Jade Moon Upon a Sea of Clouds is the regional album for the city-state of Liyue. While the city is formally known as the City of Contracts, the “Liyue” track reminds me that it’s also an industrious city of hard workers. The consistent beats feel a lot more structured compared to the music in Mondstadt. As I listen to the bold, swaying notes of the flutes, I think of the fishmongers at the seaside market and the diligent shipbuilders who ensure that the city never wants for trade vessels. The gods claim the sacred grounds in the countryside, but Liyue Harbor belongs to these diligent laborers who show up from dawn until dusk.
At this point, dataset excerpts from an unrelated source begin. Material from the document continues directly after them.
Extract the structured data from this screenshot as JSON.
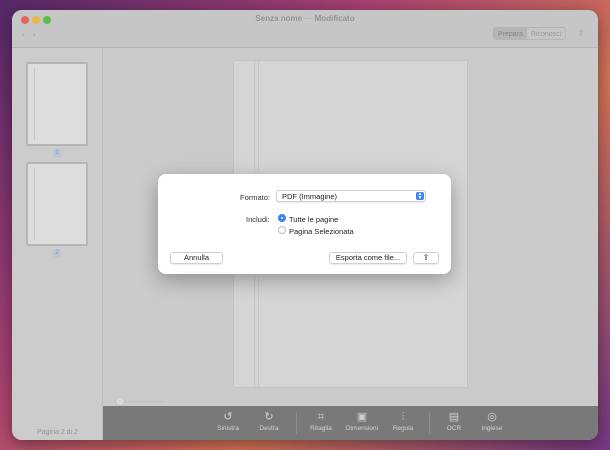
{
  "window": {
    "title": "Senza nome",
    "title_separator": "—",
    "title_status": "Modificato",
    "nav_back": "‹",
    "nav_forward": "›",
    "mode_tabs": [
      "Prepara",
      "Riconosci"
    ],
    "share_icon": "share-icon"
  },
  "sidebar": {
    "thumbnails": [
      {
        "label": "1"
      },
      {
        "label": "2"
      }
    ],
    "page_counter": "Pagina 2 di 2"
  },
  "toolbar": {
    "tools": [
      {
        "name": "rotate-left",
        "icon": "↺",
        "label": "Sinistra"
      },
      {
        "name": "rotate-right",
        "icon": "↻",
        "label": "Destra"
      },
      {
        "name": "crop",
        "icon": "⌗",
        "label": "Ritaglia"
      },
      {
        "name": "dimensions",
        "icon": "▣",
        "label": "Dimensioni"
      },
      {
        "name": "adjust",
        "icon": "⫶",
        "label": "Regola"
      },
      {
        "name": "ocr",
        "icon": "▤",
        "label": "OCR"
      },
      {
        "name": "language",
        "icon": "◎",
        "label": "Inglese"
      }
    ]
  },
  "dialog": {
    "format_label": "Formato:",
    "format_value": "PDF (Immagine)",
    "include_label": "Includi:",
    "options": [
      {
        "label": "Tutte le pagine",
        "selected": true
      },
      {
        "label": "Pagina Selezionata",
        "selected": false
      }
    ],
    "cancel_label": "Annulla",
    "export_label": "Esporta come file...",
    "share_glyph": "⇪"
  },
  "colors": {
    "accent": "#3a82f7",
    "traffic_red": "#ee6a5f",
    "traffic_yellow": "#f5bf4f",
    "traffic_green": "#61c554"
  }
}
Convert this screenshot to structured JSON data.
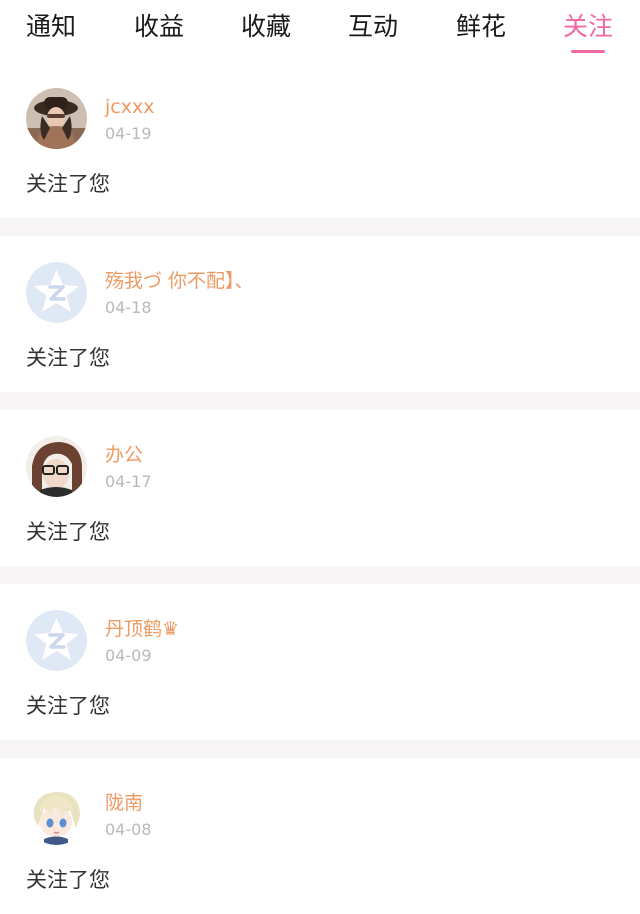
{
  "colors": {
    "accent": "#ef6aa0",
    "username": "#ee9a63",
    "date": "#b9b9b9",
    "text": "#333333",
    "separator": "#f8f5f6"
  },
  "tabs": [
    {
      "label": "通知",
      "active": false
    },
    {
      "label": "收益",
      "active": false
    },
    {
      "label": "收藏",
      "active": false
    },
    {
      "label": "互动",
      "active": false
    },
    {
      "label": "鲜花",
      "active": false
    },
    {
      "label": "关注",
      "active": true
    }
  ],
  "notifications": [
    {
      "username": "jcxxx",
      "date": "04-19",
      "message": "关注了您",
      "avatar": "photo-woman-hat"
    },
    {
      "username": "殇我づ 你不配】、",
      "date": "04-18",
      "message": "关注了您",
      "avatar": "default-star-avatar"
    },
    {
      "username": "办公",
      "date": "04-17",
      "message": "关注了您",
      "avatar": "photo-man-glasses"
    },
    {
      "username": "丹顶鹤♛",
      "date": "04-09",
      "message": "关注了您",
      "avatar": "default-star-avatar"
    },
    {
      "username": "陇南",
      "date": "04-08",
      "message": "关注了您",
      "avatar": "anime-boy-avatar"
    }
  ]
}
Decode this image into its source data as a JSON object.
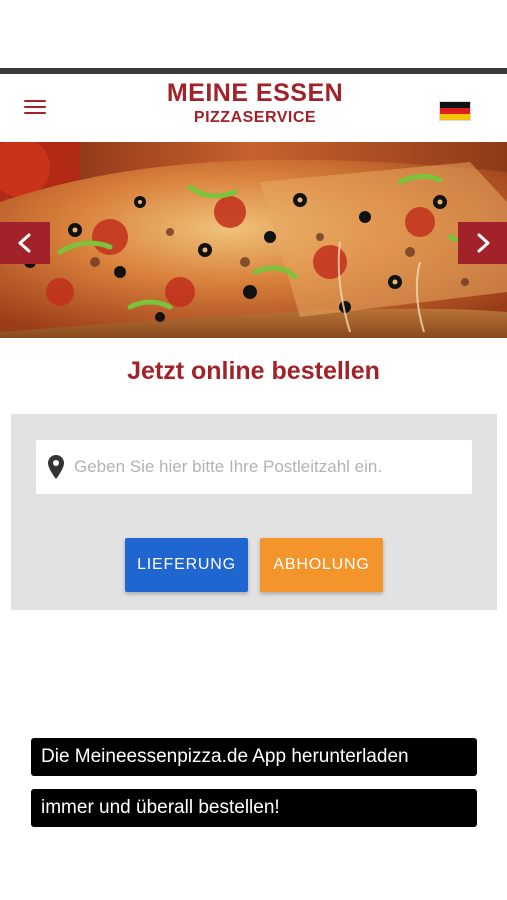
{
  "header": {
    "logo_main": "MEINE ESSEN",
    "logo_sub": "PIZZASERVICE",
    "menu_icon": "hamburger-menu-icon",
    "language_flag": "german-flag-icon"
  },
  "hero": {
    "image": "pizza-slice-photo",
    "prev_icon": "chevron-left-icon",
    "next_icon": "chevron-right-icon"
  },
  "order": {
    "headline": "Jetzt online bestellen",
    "zip_placeholder": "Geben Sie hier bitte Ihre Postleitzahl ein.",
    "zip_value": "",
    "delivery_label": "LIEFERUNG",
    "pickup_label": "ABHOLUNG"
  },
  "promo": {
    "line1": "Die Meineessenpizza.de App herunterladen",
    "line2": "immer und überall bestellen!"
  },
  "colors": {
    "brand": "#a2222a",
    "delivery": "#1f66d1",
    "pickup": "#f4952c",
    "panel": "#e2e2e2"
  }
}
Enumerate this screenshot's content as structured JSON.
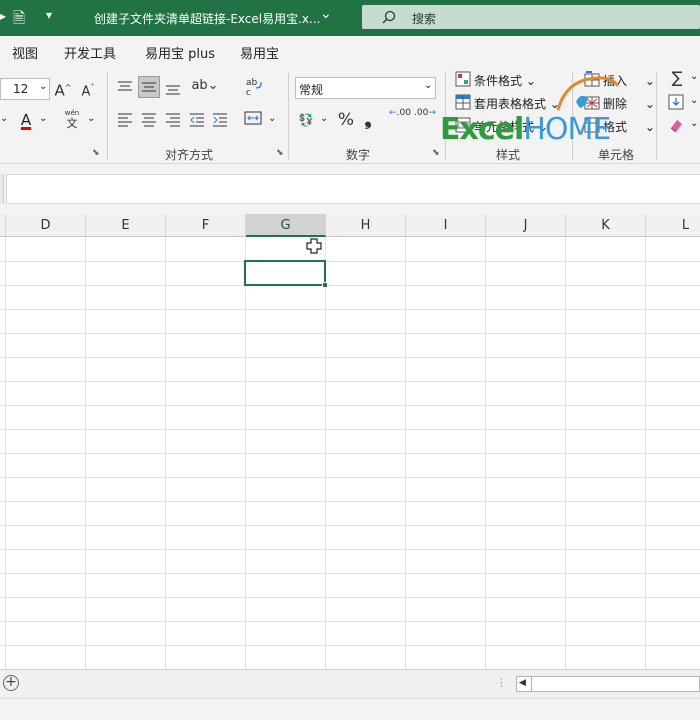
{
  "titlebar": {
    "filename": "创建子文件夹清单超链接-Excel易用宝.x...",
    "qat_dropdown": "▾",
    "title_chevron": "⌄",
    "search_placeholder": "搜索",
    "bg_color": "#217346"
  },
  "menu": {
    "items": [
      "视图",
      "开发工具",
      "易用宝 plus",
      "易用宝"
    ]
  },
  "ribbon": {
    "font": {
      "size_value": "12",
      "grow_font": "A",
      "shrink_font": "A",
      "font_color": "A",
      "phonetic": "文"
    },
    "alignment": {
      "group_label": "对齐方式"
    },
    "number": {
      "format_value": "常规",
      "percent": "%",
      "comma": "❟",
      "increase_decimal": ".00",
      "decrease_decimal": ".00",
      "group_label": "数字"
    },
    "styles": {
      "conditional_format": "条件格式",
      "table_format": "套用表格格式",
      "cell_styles": "单元格样式",
      "group_label": "样式"
    },
    "cells": {
      "insert": "插入",
      "delete": "删除",
      "format": "格式",
      "group_label": "单元格"
    },
    "editing": {
      "sum": "∑"
    }
  },
  "watermark": {
    "text_excel": "Excel",
    "text_home": "HOME"
  },
  "grid": {
    "columns": [
      "D",
      "E",
      "F",
      "G",
      "H",
      "I",
      "J",
      "K",
      "L"
    ],
    "selected_column": "G",
    "selected_cell": "G2"
  },
  "bottom": {
    "add_sheet": "+"
  },
  "colors": {
    "accent": "#217346",
    "logo_green": "#2e9b3e",
    "logo_blue": "#3a9ad9"
  }
}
“Rapid as Wildfires” and “Chasing the Torrents” are combat tracks that play when you fight enemies in Liyue. What I love about the battle music in Genshin is that there are no hard stylistic distinctions between ‘battle music’ and ‘background music.’ This particular track relies on fast-paced strings to create a sense of tension, but the soft melodies are soothing and harmonic. After listening to the Genshin Impact soundtracks, I started to reevaluate what battle music was. I always took for granted that it had to be hard, chaotic, ominous, or percussive. In truth, it doesn’t have to be any of those things. These tracks help frame hostile encounters as meditative rituals, rather than stressful confrontations that I would rather avoid.
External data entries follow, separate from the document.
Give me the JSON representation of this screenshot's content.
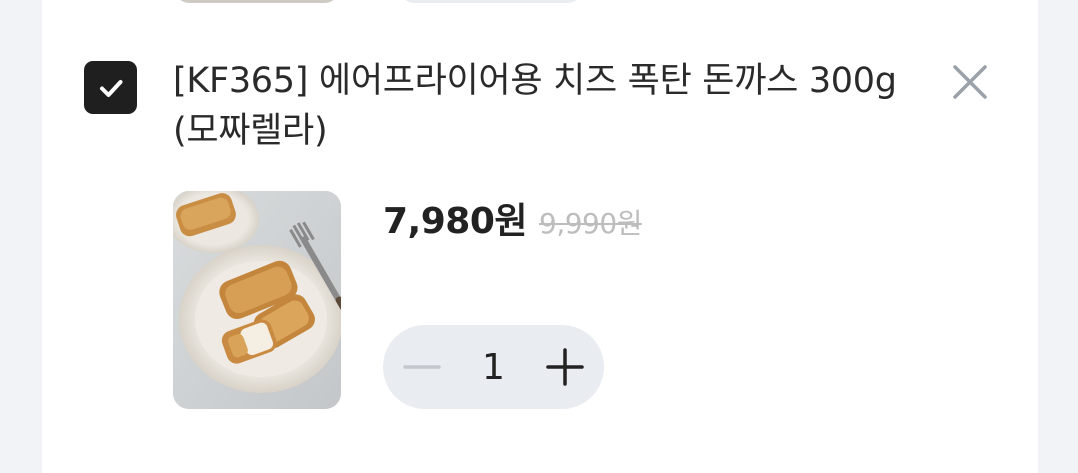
{
  "item": {
    "selected": true,
    "title": "[KF365] 에어프라이어용 치즈 폭탄 돈까스 300g (모짜렐라)",
    "price_current": "7,980원",
    "price_original": "9,990원",
    "quantity": "1",
    "thumbnail_icon": "product-photo-cheese-cutlet"
  },
  "colors": {
    "checkbox_bg": "#1f1f1f",
    "stepper_bg": "#e9ecf1",
    "page_bg": "#f1f3f6",
    "strike_price": "#bdbdbd",
    "remove_icon": "#9aa1a9"
  },
  "icons": {
    "checkbox": "check-icon",
    "remove": "close-icon",
    "decrease": "minus-icon",
    "increase": "plus-icon"
  }
}
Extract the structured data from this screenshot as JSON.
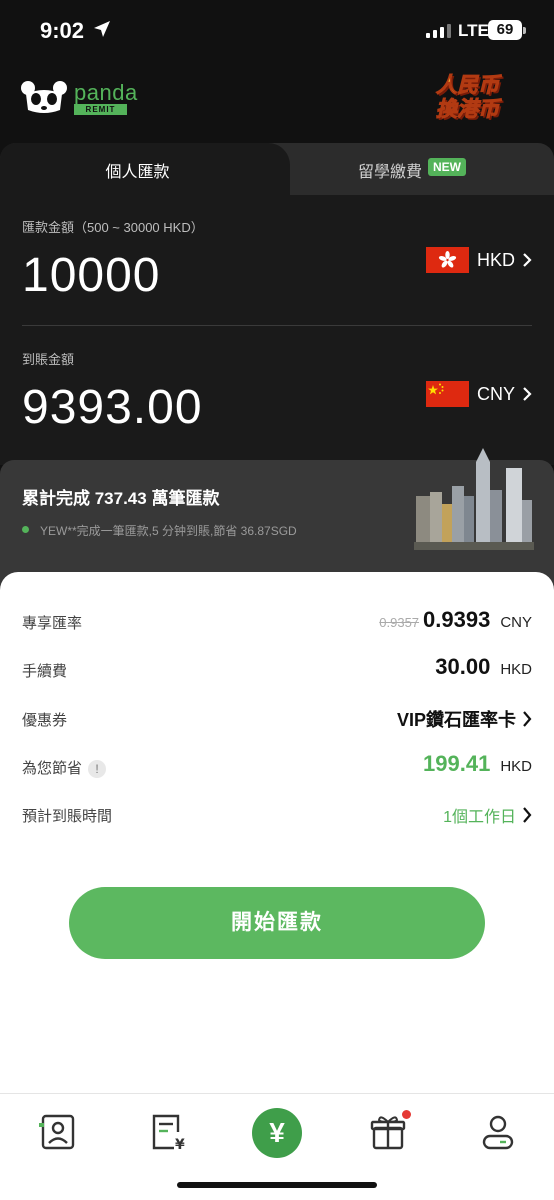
{
  "status_bar": {
    "time": "9:02",
    "network": "LTE",
    "battery": "69"
  },
  "header": {
    "logo_text": "panda",
    "logo_badge": "REMIT",
    "promo_line1": "人民币",
    "promo_line2": "換港币"
  },
  "tabs": [
    {
      "label": "個人匯款",
      "active": true
    },
    {
      "label": "留學繳費",
      "badge": "NEW",
      "active": false
    }
  ],
  "send": {
    "label": "匯款金額（500 ~ 30000 HKD）",
    "amount": "10000",
    "currency": "HKD"
  },
  "receive": {
    "label": "到賬金額",
    "amount": "9393.00",
    "currency": "CNY"
  },
  "stats": {
    "title": "累計完成 737.43 萬筆匯款",
    "ticker": "YEW**完成一筆匯款,5 分钟到賬,節省 36.87SGD"
  },
  "details": {
    "rate": {
      "label": "專享匯率",
      "old": "0.9357",
      "value": "0.9393",
      "unit": "CNY"
    },
    "fee": {
      "label": "手續費",
      "value": "30.00",
      "unit": "HKD"
    },
    "coupon": {
      "label": "優惠券",
      "value": "VIP鑽石匯率卡"
    },
    "savings": {
      "label": "為您節省",
      "info": "!",
      "value": "199.41",
      "unit": "HKD"
    },
    "eta": {
      "label": "預計到賬時間",
      "value": "1個工作日"
    }
  },
  "cta": {
    "label": "開始匯款"
  },
  "nav": {
    "center_symbol": "¥"
  },
  "colors": {
    "brand": "#54b35a",
    "dark_bg": "#111111",
    "accent_red": "#e53935"
  }
}
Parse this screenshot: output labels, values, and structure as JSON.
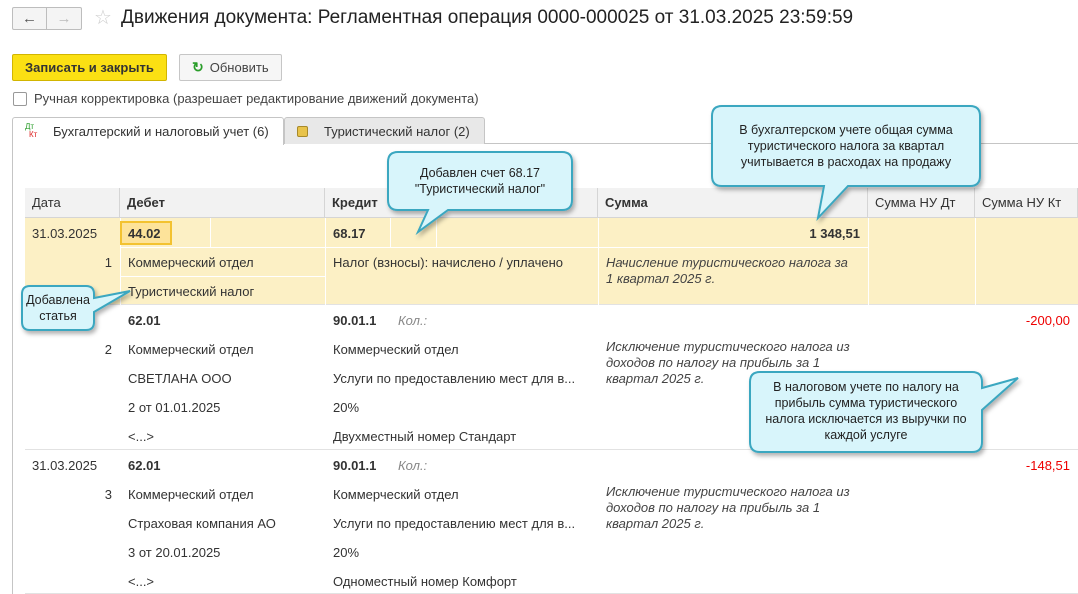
{
  "header": {
    "title": "Движения документа: Регламентная операция 0000-000025 от 31.03.2025 23:59:59",
    "back_icon": "arrow-left-icon",
    "forward_icon": "arrow-right-icon",
    "favorite_icon": "star-icon"
  },
  "toolbar": {
    "save_close_label": "Записать и закрыть",
    "refresh_label": "Обновить"
  },
  "manual_edit": {
    "label": "Ручная корректировка (разрешает редактирование движений документа)",
    "checked": false
  },
  "tabs": [
    {
      "icon_text_top": "Дт",
      "icon_text_bottom": "Кт",
      "label": "Бухгалтерский и налоговый учет (6)",
      "active": true
    },
    {
      "icon": "coins-icon",
      "label": "Туристический налог (2)",
      "active": false
    }
  ],
  "table": {
    "columns": [
      "Дата",
      "Дебет",
      "Кредит",
      "Сумма",
      "Сумма НУ Дт",
      "Сумма НУ Кт"
    ],
    "rows": [
      {
        "date": "31.03.2025",
        "num": "1",
        "debit": [
          "44.02",
          "Коммерческий отдел",
          "Туристический налог"
        ],
        "credit": [
          "68.17",
          "Налог (взносы): начислено / уплачено"
        ],
        "qty_label": "",
        "sum": "1 348,51",
        "comment": [
          "Начисление туристического налога за",
          "1 квартал 2025 г."
        ],
        "nu_dt": "",
        "nu_kt": "",
        "selected": true
      },
      {
        "date": "",
        "num": "2",
        "debit": [
          "62.01",
          "Коммерческий отдел",
          "СВЕТЛАНА ООО",
          "2 от 01.01.2025",
          "<...>"
        ],
        "credit": [
          "90.01.1",
          "Коммерческий отдел",
          "Услуги по предоставлению мест для в...",
          "20%",
          "Двухместный номер Стандарт"
        ],
        "qty_label": "Кол.:",
        "sum": "",
        "comment": [
          "Исключение туристического налога из",
          "доходов по налогу на прибыль за 1",
          "квартал 2025 г."
        ],
        "nu_dt": "",
        "nu_kt": "-200,00"
      },
      {
        "date": "31.03.2025",
        "num": "3",
        "debit": [
          "62.01",
          "Коммерческий отдел",
          "Страховая компания АО",
          "3 от 20.01.2025",
          "<...>"
        ],
        "credit": [
          "90.01.1",
          "Коммерческий отдел",
          "Услуги по предоставлению мест для в...",
          "20%",
          "Одноместный номер Комфорт"
        ],
        "qty_label": "Кол.:",
        "sum": "",
        "comment": [
          "Исключение туристического налога из",
          "доходов по налогу на прибыль за 1",
          "квартал 2025 г."
        ],
        "nu_dt": "",
        "nu_kt": "-148,51"
      }
    ]
  },
  "callouts": [
    {
      "lines": [
        "Добавлен счет 68.17",
        "\"Туристический налог\""
      ]
    },
    {
      "lines": [
        "В бухгалтерском учете общая сумма",
        "туристического налога за квартал",
        "учитывается в расходах на продажу"
      ]
    },
    {
      "lines": [
        "Добавлена",
        "статья"
      ]
    },
    {
      "lines": [
        "В налоговом учете по налогу на",
        "прибыль сумма туристического",
        "налога исключается из выручки по",
        "каждой услуге"
      ]
    }
  ],
  "colors": {
    "primary_button": "#fbe013",
    "selected_row": "#fcf0c5",
    "callout_fill": "#d8f5fb",
    "callout_border": "#3aa7c0",
    "negative": "#e00000"
  }
}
“Another Hopeful Tomorrow” is my favorite track in the game, and I like to put it on when I’m working. The main piano melody meanders slowly at the beginning. With every passing verse, the music becomes steadily louder. It’s not a complex piece, and the melody never changes. But it’s a fitting track for a region that celebrates honest labor, set in a game built around daily routines. While the Genshin concert had unique and energetic remixes, it’s the gentle piano in “Another Hopeful Tomorrow” and “Moon in One’s Cup” that eases me into the daily labors of gathering supplies and completing my daily quests.
Despite his impressive output for the game, Yu-Peng Chen doesn’t show any signs of slowing down. The composer stated in an interview that he intends to incorporate more folk music into his future compositions for Genshin Impact.
“Most of the creative inspiration of Genshin Impact comes from the classical music and Chinese folk music that I listened to when I was young,” he said. “In the future, I will continue to learn from the elements of folk music from all over the world and integrate them into my personal style.”